China Raises Fuel Prices After Crude Oil Climbs Above $100
Shares in China Petroleum & Chemical Corp., the nation’s biggest refiner, climbed 1.4 percent in Shanghai. The company’s Hong Kong-listed shares dropped 2.3 percent as analysts said the increase in government-controlled prices won’t be enough to offset refining losses.
“The price hike will offset some of the cost pressure on state refiners,” Yin Xiaodong, chief oil analyst at Citic Securities Co., said by telephone from Beijing. “The government should increase fuel prices by 500 yuan or more based on how much crude has gained.”
Gasoline and diesel yesterday rose by 350 yuan ($53) a metric ton, or as much as 4.6 percent, the National Development and Reform Commission, the top economic planner, said on its website on Feb. 19. The retail price of 90-octane gasoline is now $1.018 a liter in Beijing and $1.016 a liter in Shanghai. The average cost of gasoline in the U.S. is 84 cents a liter.
The government boosted prices after crude in London rose above $100 a barrel as civil unrest in the Middle East threatens supplies. China last increased prices, by 4 percent, on Dec. 22. Brent crude on the ICE Futures Europe exchange has climbed 9.5 percent since then, reaching a 2 1/2-year high last week.
The NDRC said in its statement that it limited the fuel price increase in consideration of social affordability, forcing refineries to absorb some gains in crude costs.
“This isn’t enough if we benchmark against how crude has risen. We’ll need another price increase,” Brynjar Eirik Bustnes, an analyst at JPMorgan Chase & Co., said by telephone from Hong Kong. “This one will allow refiners to avoid bigger losses but certainly it’s not going to give them profits.”
Based on a mechanism introduced in December 2008, the NDRC can revise fuel prices when crude costs change by more than 4 percent over 22 working days.
China may raise gasoline and diesel prices by 20 percent this year to preserve Sinopec’s refining margins, according to Mirae Asset Securities Co, which rates the stock a ‘buy’ and today raised its target price for the Hong Kong shares by 37.5 percent to HK$11.

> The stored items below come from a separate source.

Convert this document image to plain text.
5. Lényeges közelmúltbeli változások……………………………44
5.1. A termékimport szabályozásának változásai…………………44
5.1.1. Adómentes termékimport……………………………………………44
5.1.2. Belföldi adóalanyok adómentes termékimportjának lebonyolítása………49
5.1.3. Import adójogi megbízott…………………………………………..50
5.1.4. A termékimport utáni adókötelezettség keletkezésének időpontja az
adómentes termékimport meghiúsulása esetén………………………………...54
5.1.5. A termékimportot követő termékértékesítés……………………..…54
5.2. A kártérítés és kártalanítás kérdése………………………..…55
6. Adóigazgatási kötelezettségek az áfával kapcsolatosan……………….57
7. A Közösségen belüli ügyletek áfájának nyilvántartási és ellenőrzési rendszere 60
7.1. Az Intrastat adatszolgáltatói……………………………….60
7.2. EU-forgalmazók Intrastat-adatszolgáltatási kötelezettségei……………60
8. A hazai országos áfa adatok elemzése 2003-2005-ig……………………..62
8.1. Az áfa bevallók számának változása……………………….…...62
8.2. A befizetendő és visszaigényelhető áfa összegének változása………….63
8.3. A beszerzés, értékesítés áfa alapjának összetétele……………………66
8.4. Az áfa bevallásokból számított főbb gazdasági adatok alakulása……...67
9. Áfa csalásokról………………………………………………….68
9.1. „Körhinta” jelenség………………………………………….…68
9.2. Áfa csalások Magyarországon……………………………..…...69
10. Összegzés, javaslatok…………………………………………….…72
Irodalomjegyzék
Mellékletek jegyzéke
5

Sinopec fell to HK$8.34 by the close in Hong Kong today. The shares climbed to 9.27 yuan in Shanghai.
Higher gasoline and diesel prices may strain drivers who barely two years ago paid less than Americans to fill their tanks. China is the world’s biggest new-car market.
Rising fuel prices also risk boosting consumer-price inflation, which accelerated to 4.9 percent in January from 4.6 percent in December. The latest increase may add 8 basis points to the consumer price index in February, Lu Zhengwei, a Shanghai-based economist at Industrial Bank Co., said in an e- mailed note yesterday.